Java源码解读(一)——HashMap的resize与put
HashMap是java面试必不可少的问题之一,这里只列出了java1.8中比较难读懂的put操作的源码,get操作的源码请自行阅读。
new
申请内存是在第一次的put操作时进行的
resize
final Node<K,V>[] resize() {
Node<K,V>[] oldTab = table;
int oldCap = (oldTab == null) ? 0 : oldTab.length;
int oldThr = threshold;
int newCap, newThr = 0;
if (oldCap > 0) {
// 如果大于等于2^30,直接返回旧的map
if (oldCap >= MAXIMUM_CAPACITY) {
threshold = Integer.MAX_VALUE;
return oldTab;
}
// 如果oldCap翻倍还在2~2^30之内,newCap和newThr翻倍
else if ((newCap = oldCap << 1) < MAXIMUM_CAPACITY &&
oldCap >= DEFAULT_INITIAL_CAPACITY)
newThr = oldThr << 1; // double threshold
}
// 如果oldCap==0但是oldThr已被赋值
else if (oldThr > 0) // initial capacity was placed in threshold
newCap = oldThr;
// 如果oldCap与oldThr都没被赋值,也就是创建对象的时候调用的是无参构造函数
else { // zero initial threshold signifies using defaults
newCap = DEFAULT_INITIAL_CAPACITY;
newThr = (int)(DEFAULT_LOAD_FACTOR * DEFAULT_INITIAL_CAPACITY);
}
// 如果newThr还没被赋值
if (newThr == 0) {
float ft = (float)newCap * loadFactor;
newThr = (newCap < MAXIMUM_CAPACITY && ft < (float)MAXIMUM_CAPACITY ?

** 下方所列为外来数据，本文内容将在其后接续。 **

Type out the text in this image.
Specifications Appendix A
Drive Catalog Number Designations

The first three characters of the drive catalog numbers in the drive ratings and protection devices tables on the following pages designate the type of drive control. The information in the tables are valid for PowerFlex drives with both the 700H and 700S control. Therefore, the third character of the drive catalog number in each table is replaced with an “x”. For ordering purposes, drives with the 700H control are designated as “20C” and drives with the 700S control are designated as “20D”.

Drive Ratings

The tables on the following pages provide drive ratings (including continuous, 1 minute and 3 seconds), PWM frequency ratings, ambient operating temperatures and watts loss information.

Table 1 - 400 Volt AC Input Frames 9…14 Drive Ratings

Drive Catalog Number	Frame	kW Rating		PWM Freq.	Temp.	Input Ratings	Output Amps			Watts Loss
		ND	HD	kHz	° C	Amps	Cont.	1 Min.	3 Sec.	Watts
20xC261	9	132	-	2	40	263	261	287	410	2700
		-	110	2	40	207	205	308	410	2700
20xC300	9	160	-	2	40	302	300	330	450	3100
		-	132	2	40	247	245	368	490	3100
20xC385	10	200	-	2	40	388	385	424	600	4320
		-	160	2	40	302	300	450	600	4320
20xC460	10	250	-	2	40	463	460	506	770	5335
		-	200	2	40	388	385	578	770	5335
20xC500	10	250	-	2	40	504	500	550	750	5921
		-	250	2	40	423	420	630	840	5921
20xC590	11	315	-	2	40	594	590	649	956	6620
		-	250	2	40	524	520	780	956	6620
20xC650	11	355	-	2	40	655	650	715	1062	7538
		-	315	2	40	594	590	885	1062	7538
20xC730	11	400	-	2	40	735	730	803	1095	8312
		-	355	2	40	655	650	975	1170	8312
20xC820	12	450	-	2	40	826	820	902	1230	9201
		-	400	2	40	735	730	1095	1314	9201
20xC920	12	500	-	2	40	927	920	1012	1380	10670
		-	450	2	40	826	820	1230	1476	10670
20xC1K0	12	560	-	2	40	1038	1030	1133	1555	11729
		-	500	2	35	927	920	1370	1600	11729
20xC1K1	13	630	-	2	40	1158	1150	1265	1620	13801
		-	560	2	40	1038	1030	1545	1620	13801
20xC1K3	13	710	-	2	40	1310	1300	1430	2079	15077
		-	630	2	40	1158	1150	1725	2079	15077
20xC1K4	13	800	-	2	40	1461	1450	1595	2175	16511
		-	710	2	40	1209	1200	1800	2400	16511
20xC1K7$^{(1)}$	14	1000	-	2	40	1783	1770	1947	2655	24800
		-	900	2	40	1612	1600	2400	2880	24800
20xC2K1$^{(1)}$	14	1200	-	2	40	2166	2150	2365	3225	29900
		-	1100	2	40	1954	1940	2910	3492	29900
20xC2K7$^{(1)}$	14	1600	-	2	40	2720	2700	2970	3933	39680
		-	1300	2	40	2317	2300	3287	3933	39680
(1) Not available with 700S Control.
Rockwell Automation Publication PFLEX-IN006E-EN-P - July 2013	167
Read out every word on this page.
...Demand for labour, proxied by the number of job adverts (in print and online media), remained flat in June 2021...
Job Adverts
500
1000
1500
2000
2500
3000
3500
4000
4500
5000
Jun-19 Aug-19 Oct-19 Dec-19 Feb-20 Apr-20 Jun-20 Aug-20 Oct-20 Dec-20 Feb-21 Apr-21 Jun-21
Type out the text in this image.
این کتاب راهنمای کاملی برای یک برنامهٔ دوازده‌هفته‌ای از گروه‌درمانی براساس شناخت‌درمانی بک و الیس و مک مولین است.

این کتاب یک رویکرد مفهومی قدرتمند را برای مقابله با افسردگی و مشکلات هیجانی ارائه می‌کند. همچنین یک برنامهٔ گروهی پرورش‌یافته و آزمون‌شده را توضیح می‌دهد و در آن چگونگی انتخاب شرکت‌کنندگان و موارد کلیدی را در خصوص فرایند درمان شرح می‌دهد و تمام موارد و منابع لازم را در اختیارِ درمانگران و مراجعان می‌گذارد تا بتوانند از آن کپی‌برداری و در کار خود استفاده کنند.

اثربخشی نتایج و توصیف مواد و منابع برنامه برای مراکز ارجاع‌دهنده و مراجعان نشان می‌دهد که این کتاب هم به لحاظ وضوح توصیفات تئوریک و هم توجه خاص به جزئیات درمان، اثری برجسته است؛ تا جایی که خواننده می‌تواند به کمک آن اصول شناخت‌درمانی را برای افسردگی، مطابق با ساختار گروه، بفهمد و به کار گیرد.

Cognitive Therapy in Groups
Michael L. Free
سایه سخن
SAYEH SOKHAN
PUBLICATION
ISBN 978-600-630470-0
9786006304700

(int)ft : Integer.MAX_VALUE);
}
threshold = newThr;
@SuppressWarnings({"rawtypes","unchecked"})
Node<K,V>[] newTab = (Node<K,V>[])new Node[newCap];
table = newTab;
if (oldTab != null) {
// 用e遍历oldTab,重新赋值
for (int j = 0; j < oldCap; ++j) {
Node<K,V> e;
if ((e = oldTab[j]) != null) {
oldTab[j] = null;
// 如果一个bucket只有一个节点,直接把引用移过来,注意rehash了
if (e.next == null)
newTab[e.hash & (newCap - 1)] = e;
// 如果是红黑树
else if (e instanceof TreeNode)
((TreeNode<K,V>)e).split(this, newTab, j, oldCap);
// 如果不止一个节点,但还没达到变为红黑树的节点数(8)
else { // preserve order
Node<K,V> loHead = null, loTail = null;
Node<K,V> hiHead = null, hiTail = null;
Node<K,V> next;
// 举例子,olCap=16,put使用的是oldCap-1=15
// 0&15=0, 16&15=0, 32&15=0, 48&15=0
do {
next = e.next;
// 0&16=0, 32&16=0,这两个存到loHead链表
if ((e.hash & oldCap) == 0) {
if (loTail == null)
loHead = e;
else
loTail.next = e;
loTail = e;
}
// 16&16=16, 48&16=16,这两个存到hiHead链表
else {
if (hiTail == null)
hiHead = e;
else
hiTail.next = e;
hiTail = e;
}
} while ((e = next) != null);
// 将两个链表放入newTab的bucket里面去
if (loTail != null) {
loTail.next = null;
newTab[j] = loHead;
}
if (hiTail != null) {
hiTail.next = null;
newTab[j + oldCap] = hiHead;
}
}
}
}
}
return newTab;
}
put
putVal
// 添加成功则返回null,否则表示更新该key,返回旧value
final V putVal(int hash, K key, V value, boolean onlyIfAbsent,
boolean evict) {
Node<K,V>[] tab; Node<K,V> p; int n, i;
// HashMap在第一次put的时候才会申请内存
if ((tab = table) == null || (n = tab.length) == 0)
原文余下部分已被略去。